Het Hof overweegt ten overvloede dat [appellant] ter zitting nieuwe informatie heeft gegeven over de feitelijke situatie van zijn minderjarige zoon in Haïti. Zo heeft hij toegelicht dat de biologische moeder niet voor zijn zoon zorgt en dat de moeder van [appellant], dus de grootmoeder van [minderjarige], voor hem heeft gezorgd.
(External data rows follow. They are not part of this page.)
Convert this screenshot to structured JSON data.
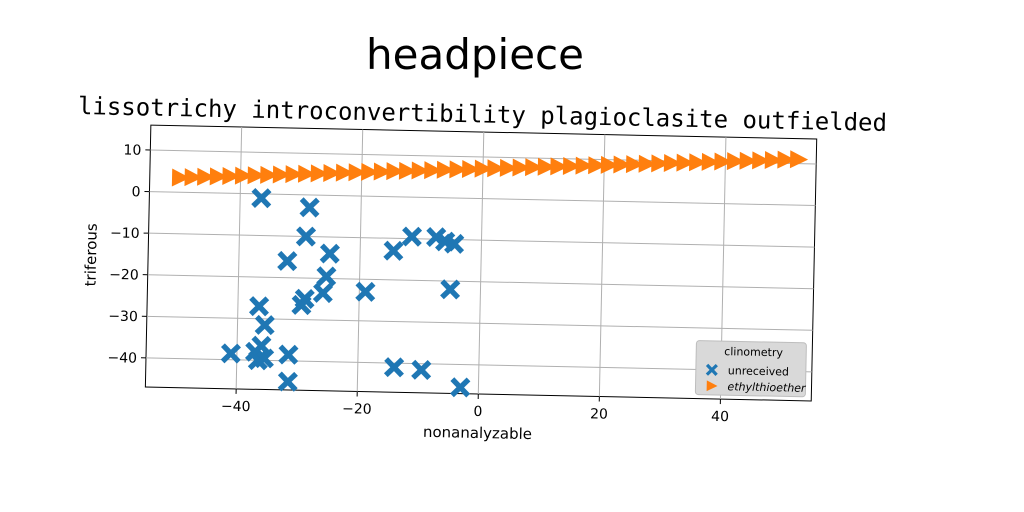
{
  "chart_data": {
    "type": "scatter",
    "title": "headpiece",
    "subtitle": "lissotrichy introconvertibility plagioclasite outfielded",
    "xlabel": "nonanalyzable",
    "ylabel": "triferous",
    "xlim": [
      -55,
      55
    ],
    "ylim": [
      -47,
      16
    ],
    "xticks": [
      -40,
      -20,
      0,
      20,
      40
    ],
    "yticks": [
      10,
      0,
      -10,
      -20,
      -30,
      -40
    ],
    "xtick_labels": [
      "−40",
      "−20",
      "0",
      "20",
      "40"
    ],
    "ytick_labels": [
      "10",
      "0",
      "−10",
      "−20",
      "−30",
      "−40"
    ],
    "grid": true,
    "legend": {
      "title": "clinometry",
      "position": "lower-right"
    },
    "series": [
      {
        "name": "unreceived",
        "marker": "X",
        "color": "#1f77b4",
        "points": [
          [
            -36.5,
            -1
          ],
          [
            -28.5,
            -3
          ],
          [
            -29,
            -10
          ],
          [
            -32,
            -16
          ],
          [
            -25,
            -14
          ],
          [
            -25.5,
            -19.5
          ],
          [
            -26,
            -23.5
          ],
          [
            -29,
            -25
          ],
          [
            -29.5,
            -26.5
          ],
          [
            -19,
            -23
          ],
          [
            -36.5,
            -27
          ],
          [
            -35.5,
            -31.5
          ],
          [
            -41,
            -38.5
          ],
          [
            -37,
            -38
          ],
          [
            -36.5,
            -40
          ],
          [
            -35.5,
            -39.5
          ],
          [
            -31.5,
            -38.5
          ],
          [
            -31.5,
            -45
          ],
          [
            -14.5,
            -13
          ],
          [
            -11.5,
            -9.5
          ],
          [
            -7.5,
            -9.5
          ],
          [
            -6,
            -10.5
          ],
          [
            -4.5,
            -11
          ],
          [
            -5,
            -22
          ],
          [
            -14,
            -41
          ],
          [
            -9.5,
            -41.5
          ],
          [
            -3,
            -45.5
          ],
          [
            -36,
            -36.5
          ]
        ]
      },
      {
        "name": "ethylthioether",
        "marker": ">",
        "color": "#ff7f0e",
        "line_from": [
          -50,
          3.5
        ],
        "line_to": [
          52,
          11
        ],
        "count": 50
      }
    ]
  }
}
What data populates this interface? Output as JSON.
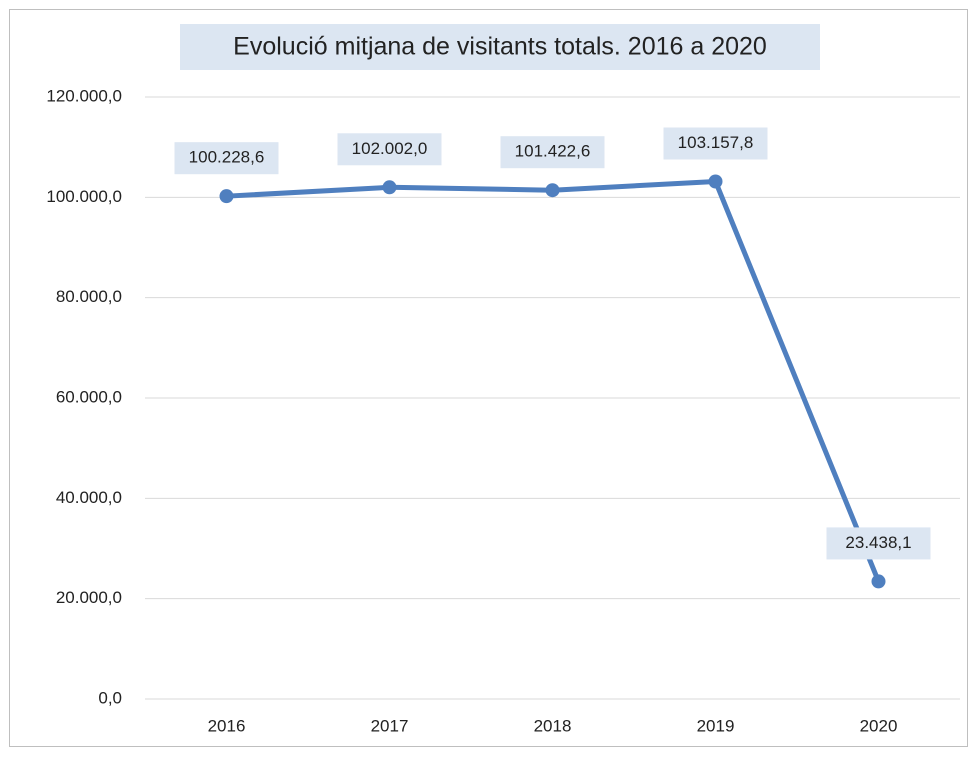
{
  "chart_data": {
    "type": "line",
    "title": "Evolució mitjana de visitants totals. 2016 a 2020",
    "categories": [
      "2016",
      "2017",
      "2018",
      "2019",
      "2020"
    ],
    "values": [
      100228.6,
      102002.0,
      101422.6,
      103157.8,
      23438.1
    ],
    "value_labels": [
      "100.228,6",
      "102.002,0",
      "101.422,6",
      "103.157,8",
      "23.438,1"
    ],
    "color": "#4f7fbf",
    "ylim": [
      0,
      120000
    ],
    "yticks": [
      {
        "value": 0,
        "label": "0,0"
      },
      {
        "value": 20000,
        "label": "20.000,0"
      },
      {
        "value": 40000,
        "label": "40.000,0"
      },
      {
        "value": 60000,
        "label": "60.000,0"
      },
      {
        "value": 80000,
        "label": "80.000,0"
      },
      {
        "value": 100000,
        "label": "100.000,0"
      },
      {
        "value": 120000,
        "label": "120.000,0"
      }
    ],
    "grid": true
  }
}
Omdat zij afgelopen jaar overleden is, verblijft zijn zoon momenteel bij de buurman van zijn overleden moeder, aldus [appellant]. De minister heeft deze informatie niet betrokken bij zijn besluitvorming en heeft dit ook niet kunnen doen, omdat die informatie dateert van na het bestreden besluit. [Appellant] kan de minister met het oog op de gewijzigde feitelijke omstandigheden opnieuw verzoeken om een vergunning tot tijdelijk verblijf voor zijn minderjarige zoon.
Slotsom
3. Het hoger beroep is ongegrond. De aangevallen uitspraak moet worden bevestigd.
4. De minister hoeft geen proceskosten te vergoeden.

Beslissing

Het Gemeenschappelijk Hof van Justitie van Aruba, Curaçao, Sint Maarten en van Bonaire, Sint Eustatius en Saba:

bevestigt de aangevallen uitspraak.

Aldus vastgesteld door mr. W.H. Bel, voorzitter, en mr. E.J. Daalder en mr. B.J. van Ettekoven, leden, in tegenwoordigheid van mr. R.M.C.S. van der Heide, griffier.
w.g. Bel
voorzitter
w.g. Van der Heide
griffier
Uitgesproken in het openbaar op 11 mei 2022.